Dr Jennifer Daffron is the Cyber Research Lead at the Cambridge Centre for Risk Studies. Her research interests include defining and exposing cyber threat vulnerabilities on organisational and human behavioural platforms. Jennifer holds a PhD in Experimental Psychology from the University of Cambridge.
Derek Blum is a Senior Director, Product Management at Risk Management Solutions. He is an entrepreneurial product and project manager with a skill for solving complex problems and working cross-functionally.
Matt is the recently appointed Director of Product Management, for Cyber Solutions at RMS.
Prior to this he worked at Hiscox for 14 years in a wide variety of predominately specialty cat modelling/exposure management roles. The last six years were primarily focused on building capability to measure cyber and liability/casualty risk.
Matt has a PhD in Physics (Fluid Mechanics), which has had a startlingly minimal cross-over with his career to date.

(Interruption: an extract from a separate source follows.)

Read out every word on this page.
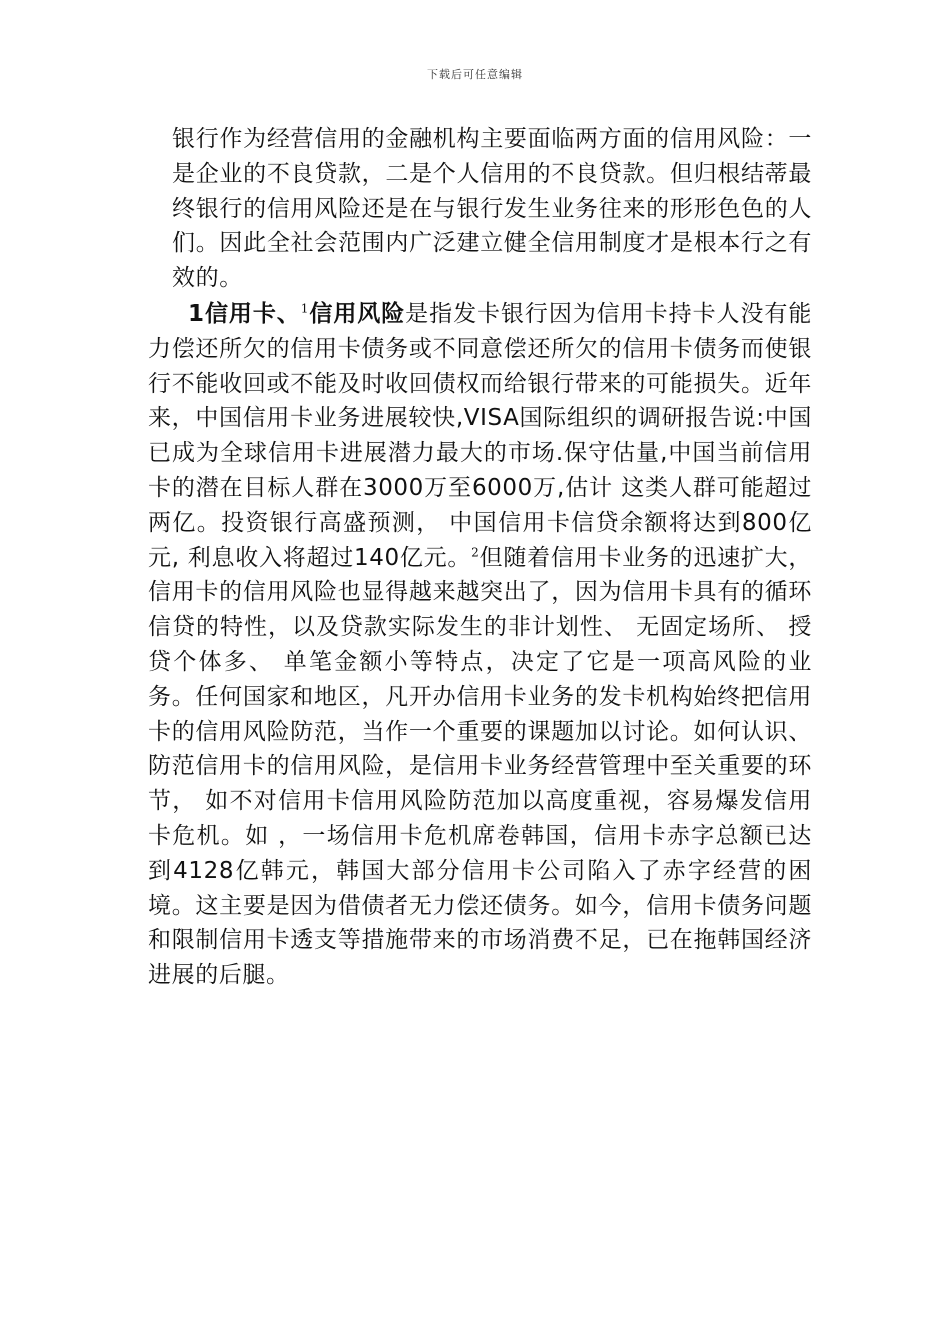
下载后可任意编辑
银行作为经营信用的金融机构主要面临两方面的信用风险：一是企业的不良贷款，二是个人信用的不良贷款。但归根结蒂最终银行的信用风险还是在与银行发生业务往来的形形色色的人们。因此全社会范围内广泛建立健全信用制度才是根本行之有效的。
1信用卡、$^1$信用风险是指发卡银行因为信用卡持卡人没有能力偿还所欠的信用卡债务或不同意偿还所欠的信用卡债务而使银行不能收回或不能及时收回债权而给银行带来的可能损失。近年来，中国信用卡业务进展较快,VISA国际组织的调研报告说:中国已成为全球信用卡进展潜力最大的市场.保守估量,中国当前信用卡的潜在目标人群在3000万至6000万,估计 这类人群可能超过两亿。投资银行高盛预测， 中国信用卡信贷余额将达到800亿元, 利息收入将超过140亿元。$^2$但随着信用卡业务的迅速扩大，信用卡的信用风险也显得越来越突出了，因为信用卡具有的循环信贷的特性，以及贷款实际发生的非计划性、 无固定场所、 授贷个体多、 单笔金额小等特点，决定了它是一项高风险的业务。任何国家和地区，凡开办信用卡业务的发卡机构始终把信用卡的信用风险防范，当作一个重要的课题加以讨论。如何认识、 防范信用卡的信用风险，是信用卡业务经营管理中至关重要的环节， 如不对信用卡信用风险防范加以高度重视，容易爆发信用卡危机。如 ，一场信用卡危机席卷韩国，信用卡赤字总额已达到4128亿韩元，韩国大部分信用卡公司陷入了赤字经营的困境。这主要是因为借债者无力偿还债务。如今，信用卡债务问题和限制信用卡透支等措施带来的市场消费不足，已在拖韩国经济进展的后腿。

Kelly is a Senior Risk Manager at Beazley and for the last five years has had a specialist focus on cyber risk and innovation across all classes of business, most recently developing Beazley affirmative physical damage marine hull product.
She is responsible for providing cyber risk assurance to the board on the systemic aggregation potential, emerging risks, exposure management and capital provisions. She is also responsible for the implementation of the Beazley strategic initiative on client experience and chair of the environmental working group under the responsible business committee.
She has been at Beazley since 2009, has 20 years of London Market experience and is a member of the LMA’s Cyber Strategy Group which operates under the LMA Board.
Dr Andrew Coburn manages the External Advisory Board of the Centre for Risk Studies, coordinating the inputs of consumers of research into the Centre’s risk agenda. Andrew is the principal coordinator of the research programme on ‘System Shock’ at the Centre.
Andrew is one of the leading contributors to the creation of the class of catastrophe models that over the past 20 years has come to be an accepted part both of business management in financial services and of public policy making for societal risk. He has extensive experience in developing models and using them for business decision support. Andrew has also provided research inputs into government policy, such as House of Congress legislation on terrorism risk management policy and urban planning for disaster mitigation in Mexico, Metro Manila, and Southern Italy.
Dr Andrew Coburn is a member of the senior management of Risk Management Solutions, the leading provider of catastrophe risk models to the insurance industry.
Dr Maria Bada is a Senior Research Associate at the Cambridge Cyber Crime Centre.
The Cambridge Cybercrime Centre is a multi-disciplinary initiative combining expertise from the University of Cambridge’s Department of Computer Science and Technology, Institute of Criminology and Faculty of Law.
Anthony Shapella is Head of Analytics, Global Cyber Team at AIG.
Anthony has more than 15 years of experience leading risk and analytics teams. His specialities include cyber risk/accumulation modelling, emerging risk analysis and research, financial analysis and modelling, property and market strategy, and strategic and decision making.
James is a doctoral student in the Department of Computer Science, University of Oxford. He is a hacker at heart, and always interested in the dynamics connecting weird hardware, security, and privacy. Right now, his main focus is on satellite systems security. He hopes to complete his PhD next year and then start the next adventure.